Documentation
¶
Overview ¶
Package pgctx carries a *pgxpool.Pool through request contexts.
The package has no opinion on how the pool is created, cached, or routed. Deployments wire Middleware with any PoolFunc they like:
- Standalone single-DB: PoolFunc returns the same *pgxpool.Pool always
- Multi-tenant routed: PoolFunc resolves a per-tenant pool from ctx
- Tests: use With(ctx, testPool) to inject directly
The module that imports pgctx sees only From(ctx) — it does not know whether there is one pool or many, what cache or router sits behind it, or even whether the DB is reached through a pooler.
Index ¶
Constants ¶
This section is empty.
Variables ¶
var ErrNoPool = errors.New("pgctx: no pool for this context")
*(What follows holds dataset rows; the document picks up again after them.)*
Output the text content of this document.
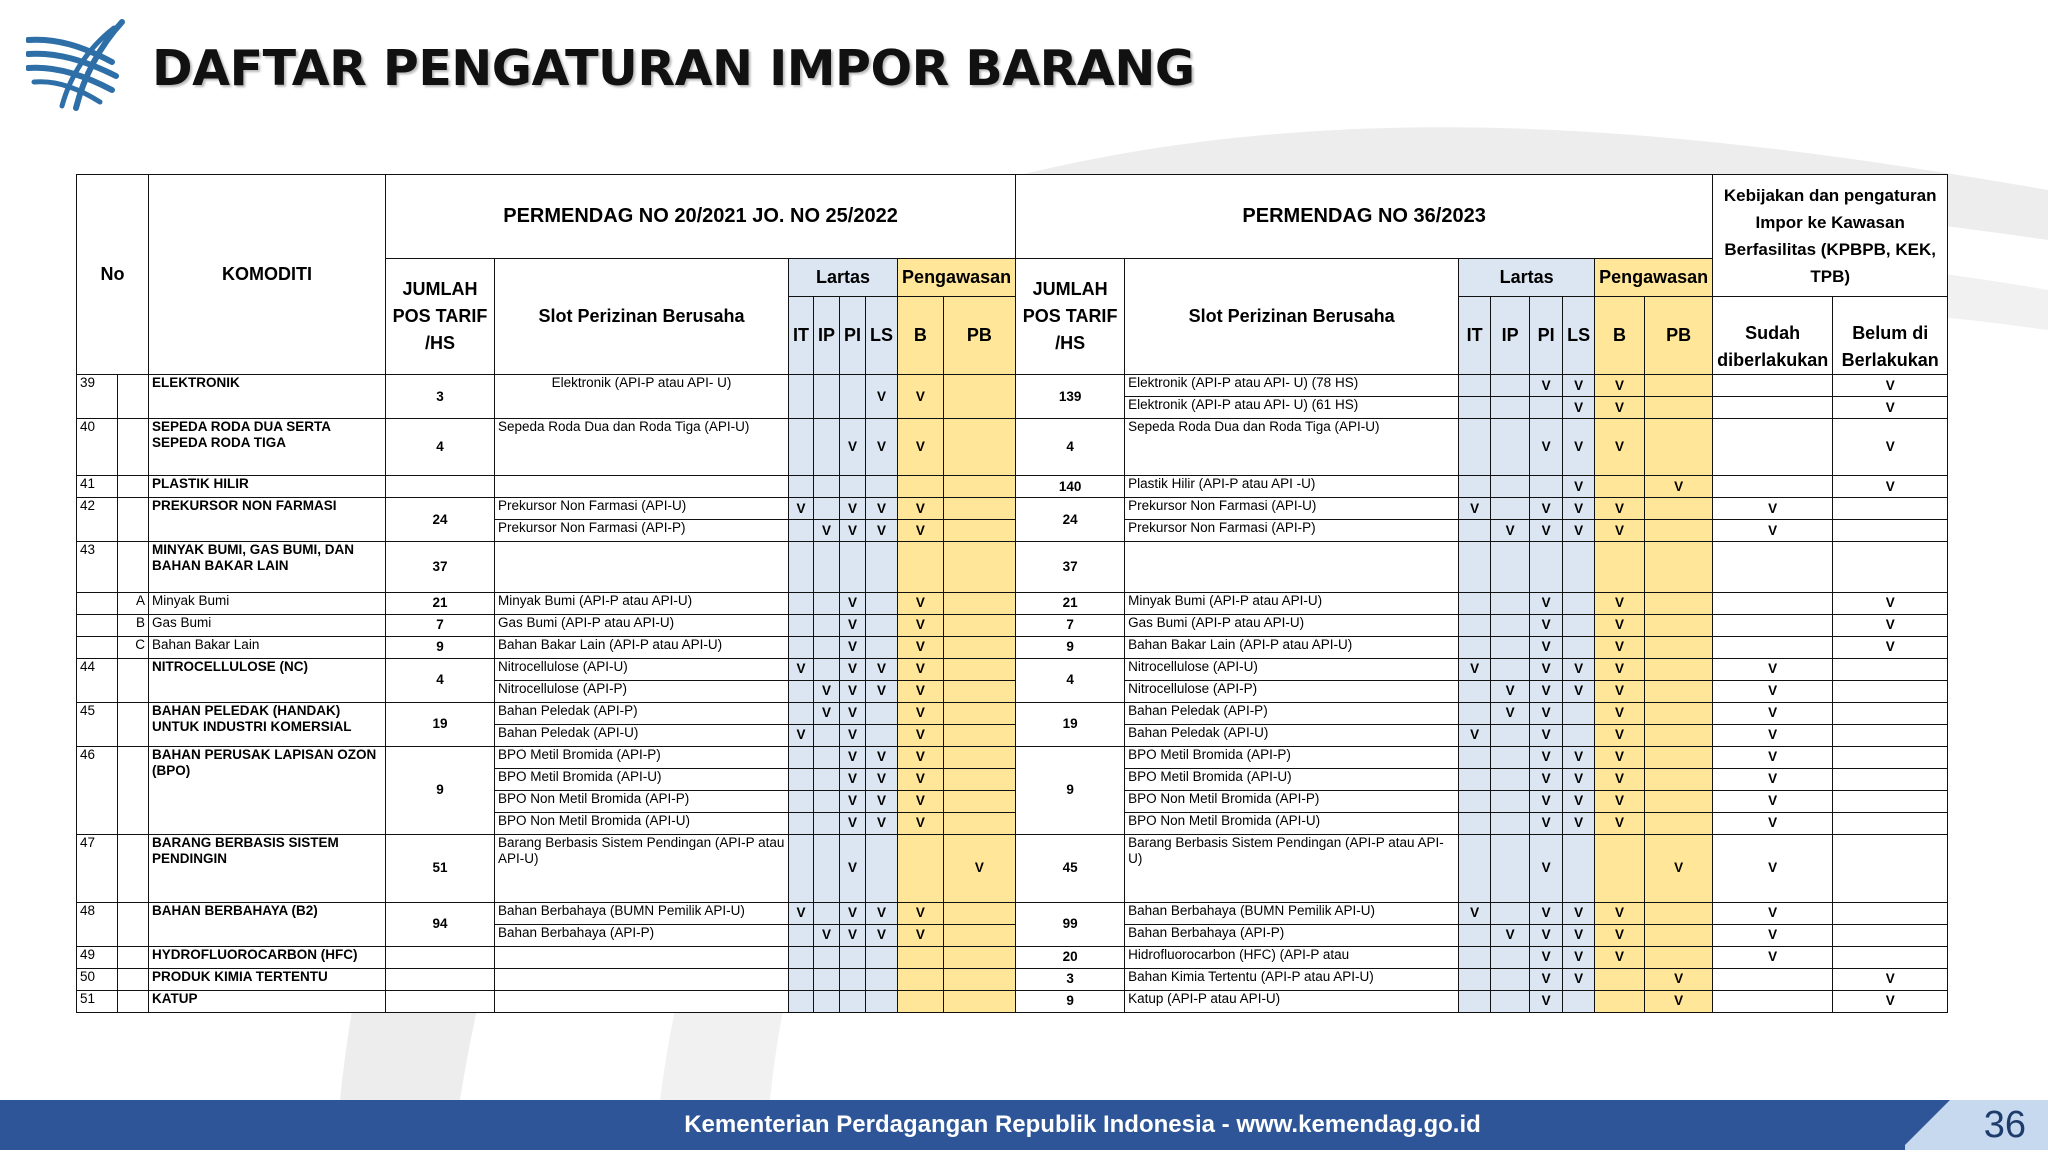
DAFTAR PENGATURAN IMPOR BARANG
No		KOMODITI	PERMENDAG NO 20/2021 JO. NO 25/2022								PERMENDAG NO 36/2023								Kebijakan dan pengaturan Impor ke Kawasan Berfasilitas (KPBPB, KEK, TPB)	
			JUMLAH POS TARIF /HS	Slot Perizinan Berusaha	Lartas				Pengawasan		JUMLAH POS TARIF /HS	Slot Perizinan Berusaha	Lartas				Pengawasan			
					IT	IP	PI	LS	B	PB			IT	IP	PI	LS	B	PB	Sudah diberlakukan	Belum di Berlakukan
39		ELEKTRONIK	3	Elektronik (API-P atau API- U)				V	V		139	Elektronik (API-P atau API- U) (78 HS)			V	V	V			V
												Elektronik (API-P atau API- U) (61 HS)				V	V			V
40		SEPEDA RODA DUA SERTA SEPEDA RODA TIGA	4	Sepeda Roda Dua dan Roda Tiga (API-U)			V	V	V		4	Sepeda Roda Dua dan Roda Tiga (API-U)			V	V	V			V
41		PLASTIK HILIR									140	Plastik Hilir (API-P atau API -U)				V		V		V
42		PREKURSOR NON FARMASI	24	Prekursor Non Farmasi (API-U)	V		V	V	V		24	Prekursor Non Farmasi (API-U)	V		V	V	V		V	
				Prekursor Non Farmasi (API-P)		V	V	V	V			Prekursor Non Farmasi (API-P)		V	V	V	V		V	
43		MINYAK BUMI, GAS BUMI, DAN BAHAN BAKAR LAIN	37								37									
	A	Minyak Bumi	21	Minyak Bumi (API-P atau API-U)			V		V		21	Minyak Bumi (API-P atau API-U)			V		V			V
	B	Gas Bumi	7	Gas Bumi (API-P atau API-U)			V		V		7	Gas Bumi (API-P atau API-U)			V		V			V
	C	Bahan Bakar Lain	9	Bahan Bakar Lain (API-P atau API-U)			V		V		9	Bahan Bakar Lain (API-P atau API-U)			V		V			V
44		NITROCELLULOSE (NC)	4	Nitrocellulose (API-U)	V		V	V	V		4	Nitrocellulose (API-U)	V		V	V	V		V	
				Nitrocellulose (API-P)		V	V	V	V			Nitrocellulose (API-P)		V	V	V	V		V	
45		BAHAN PELEDAK (HANDAK) UNTUK INDUSTRI KOMERSIAL	19	Bahan Peledak (API-P)		V	V		V		19	Bahan Peledak (API-P)		V	V		V		V	
				Bahan Peledak (API-U)	V		V		V			Bahan Peledak (API-U)	V		V		V		V	
46		BAHAN PERUSAK LAPISAN OZON (BPO)	9	BPO Metil Bromida (API-P)			V	V	V		9	BPO Metil Bromida (API-P)			V	V	V		V	
				BPO Metil Bromida (API-U)			V	V	V			BPO Metil Bromida (API-U)			V	V	V		V	
				BPO Non Metil Bromida (API-P)			V	V	V			BPO Non Metil Bromida (API-P)			V	V	V		V	
				BPO Non Metil Bromida (API-U)			V	V	V			BPO Non Metil Bromida (API-U)			V	V	V		V	
47		BARANG BERBASIS SISTEM PENDINGIN	51	Barang Berbasis Sistem Pendingan (API-P atau API-U)			V			V	45	Barang Berbasis Sistem Pendingan (API-P atau API-U)			V			V	V	
48		BAHAN BERBAHAYA (B2)	94	Bahan Berbahaya (BUMN Pemilik API-U)	V		V	V	V		99	Bahan Berbahaya (BUMN Pemilik API-U)	V		V	V	V		V	
				Bahan Berbahaya (API-P)		V	V	V	V			Bahan Berbahaya (API-P)		V	V	V	V		V	
49		HYDROFLUOROCARBON (HFC)									20	Hidrofluorocarbon (HFC) (API-P atau			V	V	V		V	
50		PRODUK KIMIA TERTENTU									3	Bahan Kimia Tertentu (API-P atau API-U)			V	V		V		V
51		KATUP									9	Katup (API-P atau API-U)			V			V		V
Kementerian Perdagangan Republik Indonesia - www.kemendag.go.id	36
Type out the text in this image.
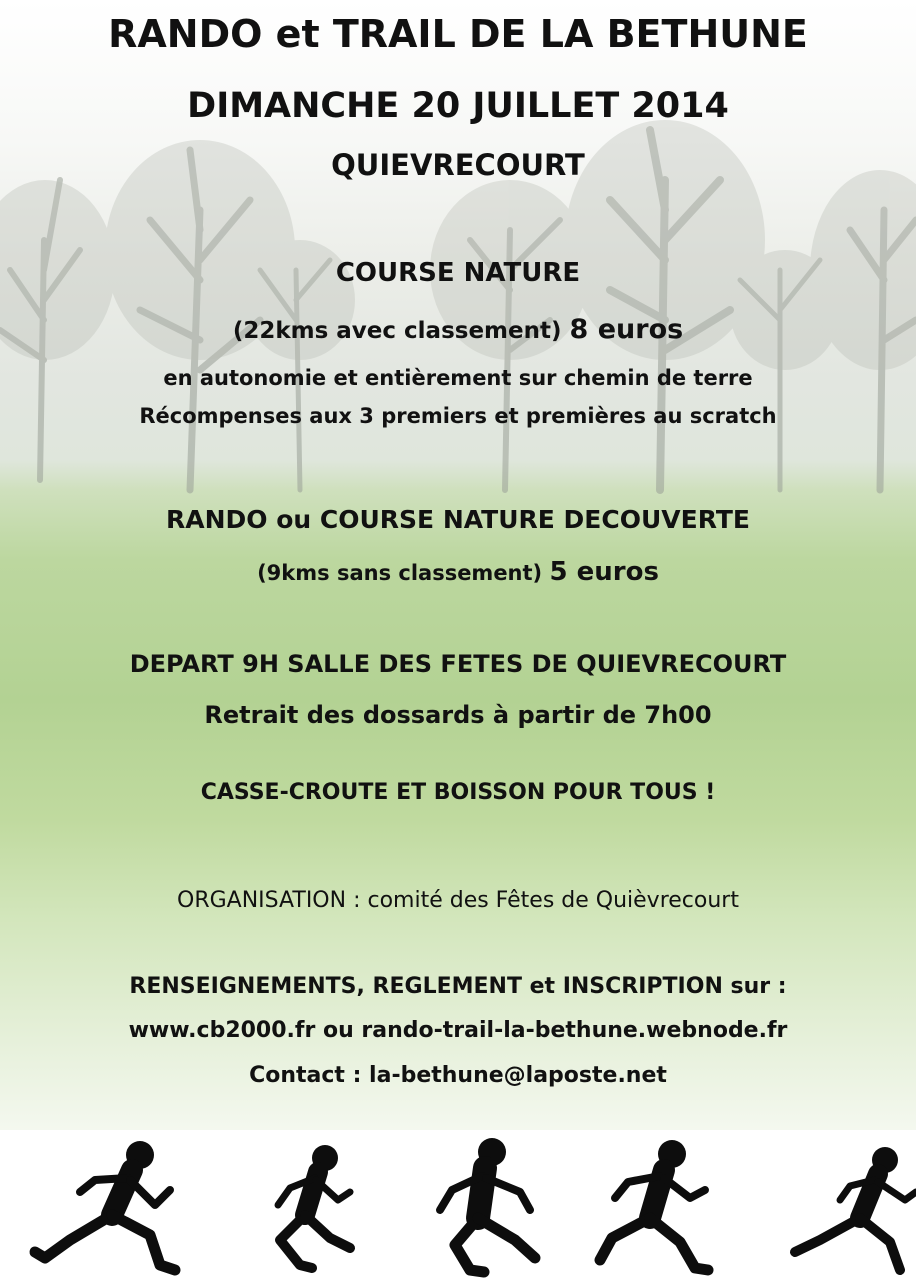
RANDO et TRAIL DE LA BETHUNE
DIMANCHE 20 JUILLET 2014
QUIEVRECOURT
COURSE NATURE
(22kms avec classement) 8 euros
en autonomie et entièrement sur chemin de terre
Récompenses aux 3 premiers et premières au scratch
RANDO ou COURSE NATURE DECOUVERTE
(9kms sans classement) 5 euros
DEPART 9H SALLE DES FETES DE QUIEVRECOURT
Retrait des dossards à partir de 7h00
CASSE-CROUTE ET BOISSON POUR TOUS !
ORGANISATION : comité des Fêtes de Quièvrecourt
RENSEIGNEMENTS, REGLEMENT et INSCRIPTION sur :
www.cb2000.fr ou rando-trail-la-bethune.webnode.fr
Contact : la-bethune@laposte.net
ErrNoPool is the sentinel returned by adapters that cannot resolve a pool for the given context (e.g., tenant claim missing). Deployments may wrap or replace it.
Functions ¶
func From ¶
From extracts the pool injected by Middleware.
Panics when no pool is present: a handler reaching here without one means the middleware chain is misconfigured, and silent failure would be worse than a loud boot-time smoke-test crash. Callers that must tolerate missing pools should use FromOK.
func Middleware ¶
Middleware resolves the pool via fn and injects it into the request context. Modules read it back with From().
If fn returns an error, onErr is called (or a 503 is written) and the handler chain is aborted.
func With ¶
With returns a context with the given pool attached.
Used by tests and by background workers that resolve the tenant from message payloads instead of HTTP headers: extract the tenant, get the pool from whatever adapter is in use, then With(ctx, pool) before calling service/repository code.
Types ¶
type ErrorHandler ¶
type ErrorHandler func(w http.ResponseWriter, r *http.Request, err error)
ErrorHandler turns a PoolFunc error into an HTTP response. Pass nil to Middleware to use defaultErrorHandler (plain 503).